Christine Darden motivates local engineers and students to break barriers at Global Day of the Engineer breakfast

Anna Moseley  | 

News - Dr. Darden GDE

Christine Darden shares her experiences of her 40-year career at NASA’s Langley Research Center.

Engineering students, professors and professionals gathered at Lipscomb University for a Global Day of the Engineer breakfast celebration on Wednesday with keynote speaker Christine Darden sharing stories of the barriers she broke along her journey to becoming a NASA engineer and trailblazer for African American women in math and science.

“Dr. Darden was a preeminent researcher and broke through technical challenges as well as social and cultural barriers in a society that was not conducive to a person of her gender or race advancing the way she did,” said David Elrod, dean of Lipscomb’s Raymond B. Jones College of Engineering and also an aerospace engineering veteran.

During her 40-year career at NASA, Darden spent 25 of those years creating computer programs and test planes in an effort to minimize the sonic boom.

“Most of the work was done in a wind tunnel, and then we decided we needed to do a flight test, When that was successful, that was a huge moment,” said Darden. “Our flight test was done in 2002 and Lockhead Martin is building a low-boom supersonic X-plane now and hopes to have it done by 2022, so we are all keeping our fingers crossed that it works and that everything goes well.”

Although she spent 30 years as an internationally known researcher in high-speed aerodynamics and sonic boom research, Darden did not begin her career at NASA’s Langley Research Center as an engineer. She started in the late 1960s where most women started: as a mathematician calculating, solving and documenting equations for the male engineers.

She was one of the African-American “human computers” described in Margot Lee Shetterly’s acclaimed book Hidden Figures, but she came one generation after than the earliest pioneers portrayed in the movie of the same name.

After asking her supervisor why males with the same educational background as she, (an M.S. in applied mathematics) were able to become engineers but females with the same degrees weren’t, he confessed to her that no one had ever asked that question before, she told the audience. Three weeks later, she was promoted and transferred to engineering.

Throughout her career, Darden said she learned when to let comments go over her head and when it was important to speak up for yourself.

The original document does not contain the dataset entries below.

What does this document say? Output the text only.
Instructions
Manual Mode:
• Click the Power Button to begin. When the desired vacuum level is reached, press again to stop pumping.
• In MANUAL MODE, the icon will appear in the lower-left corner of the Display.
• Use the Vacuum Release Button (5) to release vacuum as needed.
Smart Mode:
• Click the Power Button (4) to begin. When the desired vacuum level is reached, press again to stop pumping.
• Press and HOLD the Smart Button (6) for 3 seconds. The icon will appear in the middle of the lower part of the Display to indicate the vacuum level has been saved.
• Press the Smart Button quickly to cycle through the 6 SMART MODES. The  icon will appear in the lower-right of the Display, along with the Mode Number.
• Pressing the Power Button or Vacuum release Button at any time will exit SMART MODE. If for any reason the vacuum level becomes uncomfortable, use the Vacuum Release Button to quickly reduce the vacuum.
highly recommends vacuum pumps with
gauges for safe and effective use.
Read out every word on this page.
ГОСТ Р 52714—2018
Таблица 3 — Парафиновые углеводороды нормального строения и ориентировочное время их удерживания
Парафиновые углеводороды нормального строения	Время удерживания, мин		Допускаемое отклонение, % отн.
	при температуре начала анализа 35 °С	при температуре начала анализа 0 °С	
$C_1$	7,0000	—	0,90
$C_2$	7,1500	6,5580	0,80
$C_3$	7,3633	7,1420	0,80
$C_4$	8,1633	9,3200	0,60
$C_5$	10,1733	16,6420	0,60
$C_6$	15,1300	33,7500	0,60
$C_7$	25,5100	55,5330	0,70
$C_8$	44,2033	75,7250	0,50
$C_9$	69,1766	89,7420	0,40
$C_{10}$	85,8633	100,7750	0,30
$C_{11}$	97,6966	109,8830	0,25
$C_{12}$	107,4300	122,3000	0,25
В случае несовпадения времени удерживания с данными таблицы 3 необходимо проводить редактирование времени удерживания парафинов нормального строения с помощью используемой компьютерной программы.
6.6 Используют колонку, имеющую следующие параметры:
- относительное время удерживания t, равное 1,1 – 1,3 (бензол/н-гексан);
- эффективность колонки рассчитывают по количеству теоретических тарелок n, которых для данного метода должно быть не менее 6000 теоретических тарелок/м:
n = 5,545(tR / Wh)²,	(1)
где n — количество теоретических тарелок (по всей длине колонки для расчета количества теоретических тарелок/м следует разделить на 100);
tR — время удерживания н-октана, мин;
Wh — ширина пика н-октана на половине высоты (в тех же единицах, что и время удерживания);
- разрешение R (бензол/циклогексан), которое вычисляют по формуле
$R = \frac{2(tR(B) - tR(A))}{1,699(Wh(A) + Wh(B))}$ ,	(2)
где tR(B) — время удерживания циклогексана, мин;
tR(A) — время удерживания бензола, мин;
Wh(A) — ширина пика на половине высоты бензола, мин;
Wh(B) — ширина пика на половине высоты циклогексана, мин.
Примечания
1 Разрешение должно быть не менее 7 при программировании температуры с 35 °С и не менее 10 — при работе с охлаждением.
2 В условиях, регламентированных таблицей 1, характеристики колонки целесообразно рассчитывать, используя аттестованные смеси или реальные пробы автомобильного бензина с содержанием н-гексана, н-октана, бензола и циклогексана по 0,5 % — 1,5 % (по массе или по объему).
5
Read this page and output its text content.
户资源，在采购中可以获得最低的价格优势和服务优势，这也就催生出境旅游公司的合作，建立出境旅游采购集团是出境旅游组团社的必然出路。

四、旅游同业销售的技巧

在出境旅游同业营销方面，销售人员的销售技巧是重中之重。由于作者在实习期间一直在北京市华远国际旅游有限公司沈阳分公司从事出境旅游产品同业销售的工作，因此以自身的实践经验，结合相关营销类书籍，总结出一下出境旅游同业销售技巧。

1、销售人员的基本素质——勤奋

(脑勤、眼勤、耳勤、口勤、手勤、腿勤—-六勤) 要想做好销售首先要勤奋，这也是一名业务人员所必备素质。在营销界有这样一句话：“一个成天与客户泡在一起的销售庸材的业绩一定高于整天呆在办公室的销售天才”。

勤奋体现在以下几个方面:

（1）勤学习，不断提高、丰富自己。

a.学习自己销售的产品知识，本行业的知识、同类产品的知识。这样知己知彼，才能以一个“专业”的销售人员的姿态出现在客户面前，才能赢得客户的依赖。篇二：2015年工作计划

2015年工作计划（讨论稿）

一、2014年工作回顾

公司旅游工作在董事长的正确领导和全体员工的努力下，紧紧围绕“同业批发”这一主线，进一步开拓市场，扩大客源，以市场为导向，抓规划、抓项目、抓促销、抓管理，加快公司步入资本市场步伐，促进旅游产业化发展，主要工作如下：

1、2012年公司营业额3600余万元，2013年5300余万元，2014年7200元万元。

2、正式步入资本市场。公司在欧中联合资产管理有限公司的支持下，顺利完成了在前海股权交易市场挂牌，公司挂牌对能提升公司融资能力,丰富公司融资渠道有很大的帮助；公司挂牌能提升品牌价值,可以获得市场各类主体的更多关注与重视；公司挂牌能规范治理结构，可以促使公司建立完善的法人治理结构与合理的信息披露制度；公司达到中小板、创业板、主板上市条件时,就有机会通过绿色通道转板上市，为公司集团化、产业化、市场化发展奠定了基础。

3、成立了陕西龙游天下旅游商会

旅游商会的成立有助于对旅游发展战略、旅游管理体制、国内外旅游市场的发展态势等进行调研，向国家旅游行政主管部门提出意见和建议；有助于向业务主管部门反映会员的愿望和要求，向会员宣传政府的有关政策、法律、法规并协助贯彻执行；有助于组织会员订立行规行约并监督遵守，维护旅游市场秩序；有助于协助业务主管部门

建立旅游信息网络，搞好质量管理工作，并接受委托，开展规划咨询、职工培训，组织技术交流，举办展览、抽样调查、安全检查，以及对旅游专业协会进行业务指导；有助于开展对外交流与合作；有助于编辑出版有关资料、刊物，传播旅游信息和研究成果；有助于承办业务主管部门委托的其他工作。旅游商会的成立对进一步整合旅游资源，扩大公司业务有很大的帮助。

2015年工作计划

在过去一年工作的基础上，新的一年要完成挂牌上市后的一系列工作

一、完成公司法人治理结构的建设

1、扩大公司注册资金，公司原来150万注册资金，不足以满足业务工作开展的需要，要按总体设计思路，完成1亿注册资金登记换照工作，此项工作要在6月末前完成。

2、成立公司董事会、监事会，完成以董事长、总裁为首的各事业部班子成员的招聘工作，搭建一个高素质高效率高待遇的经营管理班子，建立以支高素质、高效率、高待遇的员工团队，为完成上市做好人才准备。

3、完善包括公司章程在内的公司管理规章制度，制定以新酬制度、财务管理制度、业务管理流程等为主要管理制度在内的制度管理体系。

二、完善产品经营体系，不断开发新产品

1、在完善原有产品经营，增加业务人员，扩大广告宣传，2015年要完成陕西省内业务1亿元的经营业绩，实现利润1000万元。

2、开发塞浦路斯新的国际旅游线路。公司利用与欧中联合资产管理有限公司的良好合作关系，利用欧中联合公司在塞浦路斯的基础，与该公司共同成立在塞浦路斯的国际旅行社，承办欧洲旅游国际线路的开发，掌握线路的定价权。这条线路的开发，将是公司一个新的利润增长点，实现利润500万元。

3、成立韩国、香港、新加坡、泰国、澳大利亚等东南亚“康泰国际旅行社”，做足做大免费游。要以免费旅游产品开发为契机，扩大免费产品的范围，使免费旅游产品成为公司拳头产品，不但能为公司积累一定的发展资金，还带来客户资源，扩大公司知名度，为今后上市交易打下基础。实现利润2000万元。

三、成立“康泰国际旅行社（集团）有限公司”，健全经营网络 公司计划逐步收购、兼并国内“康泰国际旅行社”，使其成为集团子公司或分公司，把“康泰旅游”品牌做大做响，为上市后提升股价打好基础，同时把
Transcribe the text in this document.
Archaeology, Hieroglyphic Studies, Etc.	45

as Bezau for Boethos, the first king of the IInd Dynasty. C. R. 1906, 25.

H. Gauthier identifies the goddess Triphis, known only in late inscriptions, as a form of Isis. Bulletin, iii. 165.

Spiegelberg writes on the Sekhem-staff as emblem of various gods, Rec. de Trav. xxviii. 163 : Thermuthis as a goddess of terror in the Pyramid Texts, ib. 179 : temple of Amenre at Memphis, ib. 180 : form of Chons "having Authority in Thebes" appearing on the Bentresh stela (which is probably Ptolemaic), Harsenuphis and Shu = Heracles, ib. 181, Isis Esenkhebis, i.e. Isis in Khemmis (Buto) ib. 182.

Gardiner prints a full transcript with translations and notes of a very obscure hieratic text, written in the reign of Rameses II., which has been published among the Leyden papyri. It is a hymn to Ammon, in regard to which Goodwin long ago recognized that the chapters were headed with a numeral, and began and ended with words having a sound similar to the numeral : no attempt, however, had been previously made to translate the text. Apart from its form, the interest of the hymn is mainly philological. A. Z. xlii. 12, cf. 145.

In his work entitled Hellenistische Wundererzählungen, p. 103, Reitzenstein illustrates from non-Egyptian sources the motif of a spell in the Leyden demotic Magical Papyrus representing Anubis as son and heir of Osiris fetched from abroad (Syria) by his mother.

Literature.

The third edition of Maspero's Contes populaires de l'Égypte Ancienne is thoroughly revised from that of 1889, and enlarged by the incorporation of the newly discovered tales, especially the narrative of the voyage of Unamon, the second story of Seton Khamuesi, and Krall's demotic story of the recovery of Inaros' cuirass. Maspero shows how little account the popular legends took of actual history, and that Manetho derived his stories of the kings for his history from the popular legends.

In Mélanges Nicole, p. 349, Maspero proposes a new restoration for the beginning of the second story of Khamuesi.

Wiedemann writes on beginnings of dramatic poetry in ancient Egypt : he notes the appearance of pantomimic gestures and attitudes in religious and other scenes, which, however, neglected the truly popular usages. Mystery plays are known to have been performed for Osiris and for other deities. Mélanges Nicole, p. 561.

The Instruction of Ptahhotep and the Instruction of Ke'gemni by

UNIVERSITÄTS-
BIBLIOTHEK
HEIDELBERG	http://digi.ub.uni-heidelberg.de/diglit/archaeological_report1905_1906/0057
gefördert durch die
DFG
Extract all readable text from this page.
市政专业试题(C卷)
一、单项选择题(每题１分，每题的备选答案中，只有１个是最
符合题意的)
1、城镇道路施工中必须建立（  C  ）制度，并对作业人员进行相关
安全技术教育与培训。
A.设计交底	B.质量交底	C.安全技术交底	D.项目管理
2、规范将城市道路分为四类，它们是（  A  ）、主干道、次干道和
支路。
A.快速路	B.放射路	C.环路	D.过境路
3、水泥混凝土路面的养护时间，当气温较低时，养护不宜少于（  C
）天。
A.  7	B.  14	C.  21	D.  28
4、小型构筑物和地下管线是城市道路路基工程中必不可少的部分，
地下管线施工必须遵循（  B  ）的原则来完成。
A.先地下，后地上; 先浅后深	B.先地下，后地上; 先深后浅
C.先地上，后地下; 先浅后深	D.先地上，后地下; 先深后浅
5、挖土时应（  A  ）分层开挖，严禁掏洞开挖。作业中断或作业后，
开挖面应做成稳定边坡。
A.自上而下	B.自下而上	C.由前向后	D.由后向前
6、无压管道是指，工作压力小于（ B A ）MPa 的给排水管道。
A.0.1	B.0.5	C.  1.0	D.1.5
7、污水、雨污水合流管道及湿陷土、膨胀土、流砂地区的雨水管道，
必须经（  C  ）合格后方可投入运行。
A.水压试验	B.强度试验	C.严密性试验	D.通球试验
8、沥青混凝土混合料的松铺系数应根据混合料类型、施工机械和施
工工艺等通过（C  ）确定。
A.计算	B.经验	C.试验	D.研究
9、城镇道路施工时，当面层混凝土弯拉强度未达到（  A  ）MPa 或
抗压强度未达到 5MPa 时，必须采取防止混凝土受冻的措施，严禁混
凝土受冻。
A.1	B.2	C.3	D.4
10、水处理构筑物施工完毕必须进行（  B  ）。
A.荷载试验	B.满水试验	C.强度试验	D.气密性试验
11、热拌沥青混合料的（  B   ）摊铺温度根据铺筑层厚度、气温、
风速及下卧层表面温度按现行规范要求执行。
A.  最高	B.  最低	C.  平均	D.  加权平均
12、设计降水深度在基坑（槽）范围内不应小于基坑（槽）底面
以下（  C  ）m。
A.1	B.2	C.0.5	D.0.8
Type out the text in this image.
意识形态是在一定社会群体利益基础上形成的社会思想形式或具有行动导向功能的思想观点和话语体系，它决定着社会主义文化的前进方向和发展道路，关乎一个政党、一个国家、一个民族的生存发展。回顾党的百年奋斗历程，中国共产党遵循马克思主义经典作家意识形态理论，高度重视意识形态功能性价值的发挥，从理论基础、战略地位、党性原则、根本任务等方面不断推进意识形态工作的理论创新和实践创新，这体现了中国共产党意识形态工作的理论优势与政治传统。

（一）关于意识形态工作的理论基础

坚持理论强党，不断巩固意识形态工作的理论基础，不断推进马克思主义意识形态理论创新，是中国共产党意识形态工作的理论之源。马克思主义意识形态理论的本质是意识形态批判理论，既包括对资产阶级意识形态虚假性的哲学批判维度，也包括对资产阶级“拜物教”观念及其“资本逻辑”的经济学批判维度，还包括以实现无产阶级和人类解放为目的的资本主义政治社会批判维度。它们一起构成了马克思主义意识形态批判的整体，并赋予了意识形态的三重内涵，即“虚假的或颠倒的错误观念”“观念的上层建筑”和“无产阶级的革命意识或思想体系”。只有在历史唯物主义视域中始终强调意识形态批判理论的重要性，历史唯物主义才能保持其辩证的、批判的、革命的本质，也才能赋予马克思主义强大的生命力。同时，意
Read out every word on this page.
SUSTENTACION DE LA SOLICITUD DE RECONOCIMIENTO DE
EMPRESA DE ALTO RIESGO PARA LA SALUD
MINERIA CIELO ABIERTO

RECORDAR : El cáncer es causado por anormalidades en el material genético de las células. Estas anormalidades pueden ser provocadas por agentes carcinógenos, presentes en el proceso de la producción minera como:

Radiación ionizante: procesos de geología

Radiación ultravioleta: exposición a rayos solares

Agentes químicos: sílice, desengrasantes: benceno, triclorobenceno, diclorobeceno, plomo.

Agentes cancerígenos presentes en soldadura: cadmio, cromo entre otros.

“Work hard and do your work well,” said Darden. “Speak up for what you want. I let a lot of things flow over my head. I had one engineer tell me that the only reason I was at NASA was because of affirmative action, and I said, well that might be true but we sure have done our job since we’ve been here.”

The engineering college hosted Darden to allow students to learn about her technical skills but to also to help students realize and visualize that everyone faces barriers, Elrod explained.

“Dr. Darden demonstrates that we don’t have to live within the constraints that may surround us,” said Elrod. “We can respectfully and civilly challenge those constraints and open new doors, not only in our own lives but for lots of others as well.”

Because she worked diligently and tirelessly to reach her career goals, she was then able to hold several positions during her years at NASA: senior program manager in NASA’s High-Speed Research Program Office; director of the Aero Performing Center Program Management Office; Langley assistant director for planning; and director of the Office of Strategic Communications and Education.

“Darden strove toward and accomplished technical excellence and gained the respect of her peers,” said Elrod. “This enabled her to have a voice and be heard as she began challenging social norms.

“At Lipscomb, we want to equip all of our students to demonstrate the kind of technical skill that afford them credibility with others so that they are heard when they speak of their faith or attempt to advocate for others,” he said.

Darden received her Bachelor of Science in mathematics from Hampton Institute, a Master of Science in applied mathematics from Virginia State College and a Doctor of Science in mechanical engineering from George Washington University.